Waspada Trend Cyber Bullying pada Remaja

Behavior & Development

adiesty・03 Dec 2017

detail-thumb

Penindasan di dunia maya atau cyber bullying memang bukan fenomena baru. Tapi tahukah mommies kalau saat ini ada sejumlah remaja yang  melakukan cyber bullying dengan menyakiti dirinya sendiri hanya sekadar mencari perhatian?

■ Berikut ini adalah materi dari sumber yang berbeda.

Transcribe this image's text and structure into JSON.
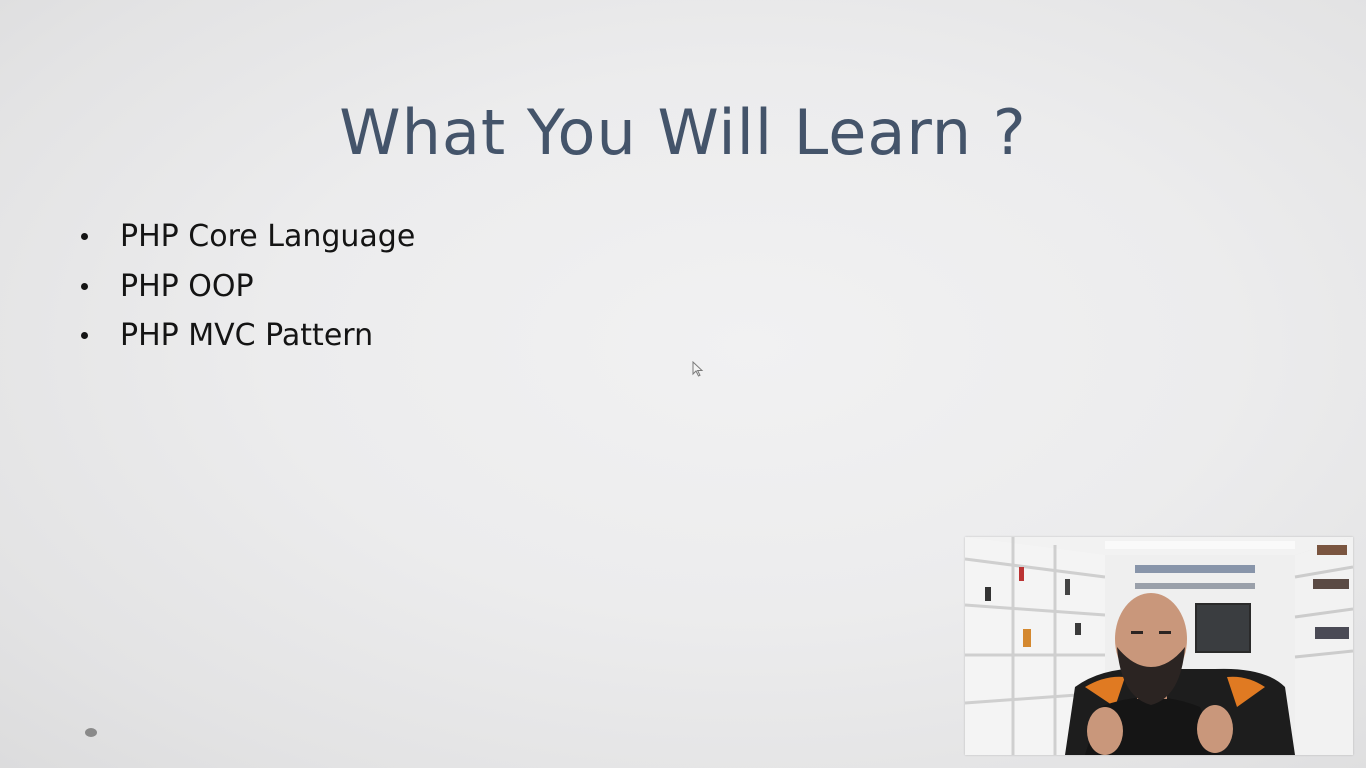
{
  "slide": {
    "title": "What You Will Learn ?",
    "bullets": [
      "PHP Core Language",
      "PHP OOP",
      "PHP MVC Pattern"
    ]
  },
  "colors": {
    "title": "#44546a",
    "bullet_text": "#141414",
    "background": "#ececed"
  },
  "icons": {
    "cursor": "mouse-pointer-icon",
    "slide_indicator": "slide-indicator-dot-icon"
  }
}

Ngomongin soal bullying, memang cukup mengkhawatirkan, ya? Dampaknya begitu besar untuk perkembangan anak. Tidak hanya menyebabkan trauma hingga luka batin, bullying juga bisa menyebabkan anak depresi, self concept yang salah. Untuk memutus mata rantai, Masih banyak PR yang perlu dilakukan, baik orangtua, tenaga pendidik seperti guru di sekolah hingga pihak pemerintahan.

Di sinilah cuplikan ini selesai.